Zylo Quant
Market Structure Weekly··~3 min

Market Structure Weekly — Week of March 16, 2026

Volatility term structure re-steepened after last week’s flattening. Breadth stabilized but did not recover. Cyclicals showed early relative strength while Technology remained mixed. Dispersion is the theme.

Volatility

Volatility

The VIX term structure re-steepened modestly this week. The front-month / second-month spread widened to 1.1 points from 0.4 last week, driven more by a decline in the front month than by any move in the back. Realized volatility (10-day) on the S&P 500 ticked up to 12.8% from 11.2%, while 30-day implied held steady near 15.5%.
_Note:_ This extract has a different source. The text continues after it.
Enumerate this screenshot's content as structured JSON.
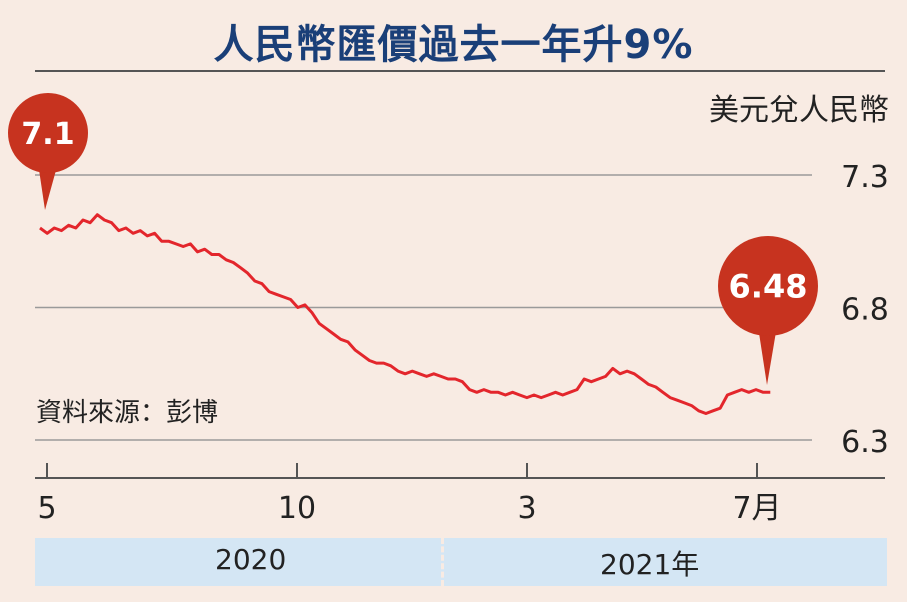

The implied-realized spread narrowed from 4.6 to 2.7 points. That compression came from the realized side catching up, not from implied declining. In our observation, when the spread narrows via rising realized vol rather than falling implied, the market is adjusting to actual movement rather than repricing expectations. The two have different follow-through profiles.

Single-stock IV dispersion remained elevated. The interquartile range of 30-day IV across the S&P 500 widened to 8.4 points, up from 7.1 last week. The market continues to differentiate at the name level even as index-level vol stays range-bound.

Breadth & Participation

Breadth & Participation

Breadth stabilized but did not meaningfully recover. The percentage of S&P 500 constituents above their 50-day moving average held at 49%, essentially flat from 48% last week. New 52-week highs ticked up to 18 from 12, while new lows contracted to 22 from 31.

The advance/decline ratio improved to 0.94 from 0.72. That is no longer a deterioration signal, but it is not confirmation of broad participation either. The tape moved from actively narrowing to neutral. Whether this is a pause before further deterioration or the beginning of a recovery is not something breadth alone can answer at this stage.

Sector Rotation

Sector Rotation

The defensive tilt from last week partially reversed. Industrials and Materials led this week, outperforming the index by 1.4% and 1.1% respectively. Utilities gave back most of last week’s relative gain, underperforming by 0.6%.

Technology was mixed at the sub-industry level. Semiconductors outperformed by 0.8%, while Software underperformed by 0.5%. That internal divergence within Technology is worth noting because it suggests the sector is not moving as a single unit. When sub-industries within a sector rotate in opposite directions, it usually reflects fundamental differentiation rather than macro-driven risk-on/risk-off behavior.

Energy showed quiet relative strength for the second consecutive week, outperforming by 0.4%. Not large enough to call a trend, but consistent enough to register.

Correlation

Correlation

Intra-sector correlation within Technology pulled back to 0.53 from 0.61, consistent with the sub-industry divergence noted above. When names within a sector start decorrelating, it often means stock-specific catalysts are re-emerging as the dominant driver.

Cross-sector correlation between Industrials and Materials rose to 0.48 from 0.33, suggesting these two are beginning to move more in tandem again. Historically, rising cross-sector correlation between cyclicals tends to reflect a shared macro catalyst — in this case, likely the same growth-expectation repricing.

The average pairwise correlation across all S&P 500 names declined slightly to 0.28 from 0.31. Declining average correlation with stable breadth is a dispersion environment: index-level movement compresses while individual name movement expands. That is generally favorable for strategies that rely on cross-sectional differentiation.

Notable Scanner Observations

Notable Scanner Observations

Our momentum scanner flagged an unusual cluster in Energy: 9 names in the sector triggered the 20-day breakout filter within the same 3-session window. The trailing 12-week average for this cluster count is 3. The z-score was 1.9.

Separately, the mean-reversion scanner’s mid-cap industrials cluster from last week (14 observations, z-score 2.1) partially unwound. This week the count dropped to 7, closer to the baseline average of 6. That normalization is consistent with the sector’s relative outperformance this week — oversold names reverted.

As always, scanner output describes statistical clustering, not opportunity. The observation is structural: when a sector shows coordinated momentum breakouts at this frequency, it typically reflects a sector-level re-rating rather than coincidental name-level strength.